Transforming Public Engagement with Underrepresented Stories
Francis T. Eck Exhibition Corridor
Ed Gitre, project lead
Chris North, Doug Bowman, and Phyllis Newbill
Our intention is to introduce new audiences to the National Endowment for the Humanities-funded digital history project, The American Soldiers in World War II. This crowdsource project comprises some 65,000 pages of uncensored reflections on the war and military service handwritten by service personnel. Overcoming the limitations of bounded screen and printed page, augmented and virtual reality opens up creative possibilities for exhibiting and exploring large documentary collections, such as this one. With ICAT SEAD grant funding, we retooled the AR/VR platform, Immersive Space to Think, designed by members of Center for Human-Computer Interaction (CHCI) with the goal of creating an immersive museum exhibit that mixes artefacts with digital objects to help tell the story of the American GI. We focused on the experiences of Black soldiers who served in a segregated Army and were denied the rights and privileges of their white comrades, even as the U.S. and its allies were waging a war in defense of democracy.
The Modern Skeleton
Francis T. Eck Exhibition Corridor
Sterling Nesbitt, project lead
Jonathan Bradley, Max Ofsa, Michelle Stocker, Phyllis Newbill, Scott Fralin, Thomas Tucker, and Todd Ogle
Although inspiring, the public interaction between a skeleton of an extinct animal is largely passive, even with associated museum exhibit information panels. This project is a "living exhibit," created from a skeleton of extinct animals by digitizing a skeleton of an important dinosaur relative and creating a unique interactive learning environment through a combination of the latest paleontological information, augmented reality (AR), and interactive information.
Invasive Exegesis
Francis T. Eck Exhibition Corridor
David Franusich and David Barney
Invasive Exegesis is an in-progress multi-sensory art installation to illuminate the socioecological impacts of invasive plant species in Appalachia, exploring both the connection between people and invasive plants and the consequences of the unchecked spread of these species. As part of the first phase of the project, an implementation of the Cellular Automata model was projected onto three invasive species in-situ: Tree of Heaven, Ailanthus altissima; Japanese Barberry, Berberis thunbergii; and the Callery (Bradford) pear, Pyrus calleryana. The second phase will use the documentation of the projections (seen here) as part of a mobile art installation to help educate the public about invasive plants in our region. This project was funded in part by the Center for Communicating Science.

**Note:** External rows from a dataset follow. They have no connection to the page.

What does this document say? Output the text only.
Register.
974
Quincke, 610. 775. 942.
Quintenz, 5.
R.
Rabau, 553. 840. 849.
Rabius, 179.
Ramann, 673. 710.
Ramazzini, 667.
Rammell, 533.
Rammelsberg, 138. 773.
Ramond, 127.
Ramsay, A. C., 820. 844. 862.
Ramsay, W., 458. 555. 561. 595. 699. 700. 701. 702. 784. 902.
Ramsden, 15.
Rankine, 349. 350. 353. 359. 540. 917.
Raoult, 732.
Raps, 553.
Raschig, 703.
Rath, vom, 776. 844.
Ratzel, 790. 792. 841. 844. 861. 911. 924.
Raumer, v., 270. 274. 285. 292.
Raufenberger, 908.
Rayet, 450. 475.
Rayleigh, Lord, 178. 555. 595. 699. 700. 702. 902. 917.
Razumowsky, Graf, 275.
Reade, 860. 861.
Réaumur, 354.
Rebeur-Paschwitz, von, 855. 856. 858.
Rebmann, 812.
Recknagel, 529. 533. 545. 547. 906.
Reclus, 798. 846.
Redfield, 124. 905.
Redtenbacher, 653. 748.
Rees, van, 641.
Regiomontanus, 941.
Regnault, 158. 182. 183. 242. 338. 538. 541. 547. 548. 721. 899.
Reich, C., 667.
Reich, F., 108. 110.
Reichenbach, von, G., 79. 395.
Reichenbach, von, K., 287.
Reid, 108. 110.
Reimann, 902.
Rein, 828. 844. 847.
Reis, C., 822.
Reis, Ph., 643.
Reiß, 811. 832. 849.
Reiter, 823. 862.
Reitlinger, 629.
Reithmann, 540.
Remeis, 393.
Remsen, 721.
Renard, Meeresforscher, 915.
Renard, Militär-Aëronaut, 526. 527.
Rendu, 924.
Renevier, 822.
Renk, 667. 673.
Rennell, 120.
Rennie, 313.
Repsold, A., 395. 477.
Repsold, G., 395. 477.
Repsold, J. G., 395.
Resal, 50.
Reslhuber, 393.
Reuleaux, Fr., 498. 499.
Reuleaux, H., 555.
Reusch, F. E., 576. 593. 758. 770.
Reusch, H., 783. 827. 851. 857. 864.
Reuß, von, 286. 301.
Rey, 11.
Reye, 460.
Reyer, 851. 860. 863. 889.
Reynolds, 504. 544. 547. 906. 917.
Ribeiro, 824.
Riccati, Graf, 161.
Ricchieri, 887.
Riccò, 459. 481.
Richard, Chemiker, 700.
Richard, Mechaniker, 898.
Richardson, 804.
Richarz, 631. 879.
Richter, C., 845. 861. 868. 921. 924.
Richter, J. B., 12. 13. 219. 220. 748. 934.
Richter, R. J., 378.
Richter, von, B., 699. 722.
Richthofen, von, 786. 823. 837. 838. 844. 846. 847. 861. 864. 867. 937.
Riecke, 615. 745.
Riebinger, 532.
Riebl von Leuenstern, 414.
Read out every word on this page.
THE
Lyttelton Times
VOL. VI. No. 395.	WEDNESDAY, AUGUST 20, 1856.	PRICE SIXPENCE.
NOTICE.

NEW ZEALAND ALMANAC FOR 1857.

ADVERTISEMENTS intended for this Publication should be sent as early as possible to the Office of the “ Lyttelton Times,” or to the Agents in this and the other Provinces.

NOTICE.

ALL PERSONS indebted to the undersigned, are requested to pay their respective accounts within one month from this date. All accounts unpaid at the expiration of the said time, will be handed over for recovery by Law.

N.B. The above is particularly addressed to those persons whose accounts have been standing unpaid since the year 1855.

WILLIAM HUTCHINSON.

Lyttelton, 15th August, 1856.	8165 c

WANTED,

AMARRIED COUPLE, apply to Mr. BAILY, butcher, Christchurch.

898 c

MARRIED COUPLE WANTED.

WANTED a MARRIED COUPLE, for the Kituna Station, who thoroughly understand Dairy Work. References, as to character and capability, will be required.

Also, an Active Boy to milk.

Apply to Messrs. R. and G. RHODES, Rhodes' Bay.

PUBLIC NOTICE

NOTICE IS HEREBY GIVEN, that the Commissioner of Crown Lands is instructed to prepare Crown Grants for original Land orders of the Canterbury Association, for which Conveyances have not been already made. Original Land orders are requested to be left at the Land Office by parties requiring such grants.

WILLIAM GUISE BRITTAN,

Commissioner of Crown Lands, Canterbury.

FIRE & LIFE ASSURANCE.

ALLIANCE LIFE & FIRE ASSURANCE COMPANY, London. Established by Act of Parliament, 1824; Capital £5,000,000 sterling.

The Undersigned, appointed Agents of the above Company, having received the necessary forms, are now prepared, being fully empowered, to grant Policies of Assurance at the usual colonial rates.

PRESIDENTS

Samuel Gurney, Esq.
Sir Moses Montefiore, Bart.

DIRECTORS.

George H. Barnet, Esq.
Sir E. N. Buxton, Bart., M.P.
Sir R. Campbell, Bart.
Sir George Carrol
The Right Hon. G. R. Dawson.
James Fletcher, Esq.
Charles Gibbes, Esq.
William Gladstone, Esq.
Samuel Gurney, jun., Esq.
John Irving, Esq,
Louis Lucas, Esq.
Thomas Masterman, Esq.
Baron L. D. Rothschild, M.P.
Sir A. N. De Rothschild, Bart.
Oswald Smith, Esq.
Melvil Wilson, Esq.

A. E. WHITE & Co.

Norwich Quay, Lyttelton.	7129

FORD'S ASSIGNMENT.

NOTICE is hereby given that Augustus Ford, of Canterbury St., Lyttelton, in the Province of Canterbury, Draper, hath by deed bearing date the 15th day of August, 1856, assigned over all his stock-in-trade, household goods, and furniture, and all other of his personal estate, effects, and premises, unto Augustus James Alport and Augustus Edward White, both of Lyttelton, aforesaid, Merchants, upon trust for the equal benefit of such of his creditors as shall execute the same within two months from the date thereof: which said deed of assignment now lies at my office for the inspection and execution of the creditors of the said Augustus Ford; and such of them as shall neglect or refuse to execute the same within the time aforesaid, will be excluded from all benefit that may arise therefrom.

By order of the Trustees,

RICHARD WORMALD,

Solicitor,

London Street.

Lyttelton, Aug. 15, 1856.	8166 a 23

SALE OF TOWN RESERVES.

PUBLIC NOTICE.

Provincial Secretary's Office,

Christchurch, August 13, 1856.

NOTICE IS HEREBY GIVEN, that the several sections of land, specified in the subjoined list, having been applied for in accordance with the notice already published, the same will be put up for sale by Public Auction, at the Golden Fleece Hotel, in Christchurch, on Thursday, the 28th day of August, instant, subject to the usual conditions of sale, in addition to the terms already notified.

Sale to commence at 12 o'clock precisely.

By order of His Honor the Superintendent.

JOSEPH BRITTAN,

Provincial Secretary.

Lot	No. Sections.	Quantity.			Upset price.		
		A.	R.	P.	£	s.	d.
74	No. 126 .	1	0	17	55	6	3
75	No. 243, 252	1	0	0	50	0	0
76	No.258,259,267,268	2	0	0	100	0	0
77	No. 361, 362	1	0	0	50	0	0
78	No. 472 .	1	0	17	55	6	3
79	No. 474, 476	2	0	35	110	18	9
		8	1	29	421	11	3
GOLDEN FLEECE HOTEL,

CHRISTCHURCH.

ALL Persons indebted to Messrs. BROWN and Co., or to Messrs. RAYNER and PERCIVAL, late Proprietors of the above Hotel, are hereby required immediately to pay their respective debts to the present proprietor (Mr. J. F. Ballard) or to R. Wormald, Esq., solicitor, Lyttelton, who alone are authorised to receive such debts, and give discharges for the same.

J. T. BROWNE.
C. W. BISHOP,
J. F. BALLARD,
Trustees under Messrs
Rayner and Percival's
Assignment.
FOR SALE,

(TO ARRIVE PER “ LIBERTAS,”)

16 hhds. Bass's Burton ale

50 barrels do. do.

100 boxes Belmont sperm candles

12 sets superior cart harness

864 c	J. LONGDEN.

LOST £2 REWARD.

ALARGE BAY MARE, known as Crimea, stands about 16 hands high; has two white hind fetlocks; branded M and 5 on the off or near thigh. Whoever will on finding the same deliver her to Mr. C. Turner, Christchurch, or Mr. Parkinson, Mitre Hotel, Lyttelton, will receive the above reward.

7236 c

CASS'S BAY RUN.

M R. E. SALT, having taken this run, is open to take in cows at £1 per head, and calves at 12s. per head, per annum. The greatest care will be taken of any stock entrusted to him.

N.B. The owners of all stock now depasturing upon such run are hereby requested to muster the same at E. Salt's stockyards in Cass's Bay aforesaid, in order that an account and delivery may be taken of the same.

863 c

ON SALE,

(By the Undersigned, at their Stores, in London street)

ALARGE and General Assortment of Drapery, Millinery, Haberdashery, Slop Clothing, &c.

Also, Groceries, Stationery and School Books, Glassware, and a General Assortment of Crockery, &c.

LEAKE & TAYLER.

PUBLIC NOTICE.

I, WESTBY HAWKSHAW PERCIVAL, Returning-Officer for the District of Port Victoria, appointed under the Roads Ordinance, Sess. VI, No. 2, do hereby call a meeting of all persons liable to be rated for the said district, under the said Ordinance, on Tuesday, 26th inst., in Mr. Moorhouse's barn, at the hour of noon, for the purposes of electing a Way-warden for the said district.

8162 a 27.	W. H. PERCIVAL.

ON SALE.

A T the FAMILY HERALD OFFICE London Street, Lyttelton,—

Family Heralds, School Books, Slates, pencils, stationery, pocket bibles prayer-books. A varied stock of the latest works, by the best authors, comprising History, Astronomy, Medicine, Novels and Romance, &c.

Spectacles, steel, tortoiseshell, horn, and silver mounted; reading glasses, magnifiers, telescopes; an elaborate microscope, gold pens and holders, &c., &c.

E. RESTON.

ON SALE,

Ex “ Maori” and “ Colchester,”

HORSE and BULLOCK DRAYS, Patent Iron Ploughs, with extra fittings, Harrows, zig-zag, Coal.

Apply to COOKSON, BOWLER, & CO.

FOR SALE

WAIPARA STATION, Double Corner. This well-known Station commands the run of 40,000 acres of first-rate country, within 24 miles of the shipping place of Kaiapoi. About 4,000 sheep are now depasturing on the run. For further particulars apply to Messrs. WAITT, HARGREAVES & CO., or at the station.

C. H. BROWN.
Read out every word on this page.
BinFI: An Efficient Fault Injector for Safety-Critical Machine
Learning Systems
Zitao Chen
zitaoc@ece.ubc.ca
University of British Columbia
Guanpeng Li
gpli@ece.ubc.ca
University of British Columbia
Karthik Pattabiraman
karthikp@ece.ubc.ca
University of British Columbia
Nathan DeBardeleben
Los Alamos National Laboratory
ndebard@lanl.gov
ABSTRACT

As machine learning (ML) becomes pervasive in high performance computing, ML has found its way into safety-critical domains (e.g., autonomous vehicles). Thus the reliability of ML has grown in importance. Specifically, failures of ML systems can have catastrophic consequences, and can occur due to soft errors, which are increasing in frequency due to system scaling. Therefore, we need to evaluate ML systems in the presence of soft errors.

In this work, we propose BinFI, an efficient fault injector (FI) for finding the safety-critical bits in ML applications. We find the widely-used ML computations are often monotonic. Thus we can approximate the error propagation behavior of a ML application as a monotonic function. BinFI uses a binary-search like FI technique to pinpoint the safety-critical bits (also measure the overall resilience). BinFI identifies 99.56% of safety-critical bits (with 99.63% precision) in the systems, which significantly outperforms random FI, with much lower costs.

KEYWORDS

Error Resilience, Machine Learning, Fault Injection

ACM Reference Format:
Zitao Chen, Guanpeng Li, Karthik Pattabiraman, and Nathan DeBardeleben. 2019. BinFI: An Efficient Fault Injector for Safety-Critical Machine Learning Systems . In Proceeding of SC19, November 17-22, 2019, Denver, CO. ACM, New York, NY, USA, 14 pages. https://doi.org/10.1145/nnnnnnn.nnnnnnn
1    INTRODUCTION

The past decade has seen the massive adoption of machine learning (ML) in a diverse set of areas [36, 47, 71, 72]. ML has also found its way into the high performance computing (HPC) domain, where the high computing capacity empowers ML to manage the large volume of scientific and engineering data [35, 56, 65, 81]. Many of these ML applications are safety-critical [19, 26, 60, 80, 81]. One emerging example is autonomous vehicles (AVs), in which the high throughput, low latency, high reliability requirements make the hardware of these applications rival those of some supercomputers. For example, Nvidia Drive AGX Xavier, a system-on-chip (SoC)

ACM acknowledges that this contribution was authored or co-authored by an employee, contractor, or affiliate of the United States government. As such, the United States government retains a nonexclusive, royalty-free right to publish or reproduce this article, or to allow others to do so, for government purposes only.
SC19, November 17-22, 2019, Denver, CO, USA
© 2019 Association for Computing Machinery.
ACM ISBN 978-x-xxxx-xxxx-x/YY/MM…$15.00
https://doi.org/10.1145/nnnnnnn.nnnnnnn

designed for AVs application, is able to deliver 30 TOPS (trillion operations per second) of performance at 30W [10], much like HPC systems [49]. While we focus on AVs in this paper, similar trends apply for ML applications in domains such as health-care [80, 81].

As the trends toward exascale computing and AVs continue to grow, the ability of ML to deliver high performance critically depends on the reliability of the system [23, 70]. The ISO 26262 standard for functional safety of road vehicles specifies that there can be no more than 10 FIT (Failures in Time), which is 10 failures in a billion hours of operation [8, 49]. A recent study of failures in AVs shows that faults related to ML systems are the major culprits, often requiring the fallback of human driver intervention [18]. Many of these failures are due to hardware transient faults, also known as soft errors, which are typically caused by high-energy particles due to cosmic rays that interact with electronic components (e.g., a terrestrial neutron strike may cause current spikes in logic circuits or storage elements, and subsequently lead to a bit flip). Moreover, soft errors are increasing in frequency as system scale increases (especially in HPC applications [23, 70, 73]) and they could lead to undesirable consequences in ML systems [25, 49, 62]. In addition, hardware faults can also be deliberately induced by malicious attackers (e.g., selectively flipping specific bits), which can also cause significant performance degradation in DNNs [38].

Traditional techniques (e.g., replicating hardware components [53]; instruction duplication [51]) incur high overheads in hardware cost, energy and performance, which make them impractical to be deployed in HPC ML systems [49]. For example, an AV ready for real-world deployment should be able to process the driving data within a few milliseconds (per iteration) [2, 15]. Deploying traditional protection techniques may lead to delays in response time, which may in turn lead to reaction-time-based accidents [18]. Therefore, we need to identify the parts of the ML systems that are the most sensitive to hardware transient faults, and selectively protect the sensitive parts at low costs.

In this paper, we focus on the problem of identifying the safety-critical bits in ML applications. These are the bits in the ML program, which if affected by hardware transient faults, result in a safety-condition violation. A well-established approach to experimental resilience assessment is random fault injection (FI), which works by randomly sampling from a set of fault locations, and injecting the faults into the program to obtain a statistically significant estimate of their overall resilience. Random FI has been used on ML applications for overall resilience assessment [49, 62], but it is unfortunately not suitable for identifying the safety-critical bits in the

The Story of Dirk and Chip: Sir Teddy Ruxpin's Revenge
Francis T. Eck Exhibition Corridor
Eric Shoenborn and Caleb Flood
The Story of Dirk and Chip is an award-winning film series about two young innovative opossums from the holler of Brush Mountain in Blacksburg. In this collage of footage from the second installment of the project, we see two animatronic opossums from the future who travel back in time to ask the original innovators some questions about their origins. They discover that their creator, Teddy Ruxpin, was ritually invented by the original Dirk and Chip and deemed an abomination after several talks that he gave, which radicalized the forest inhabitants. Made possible with funding from the Institute for Creativity and Technology (ICAT).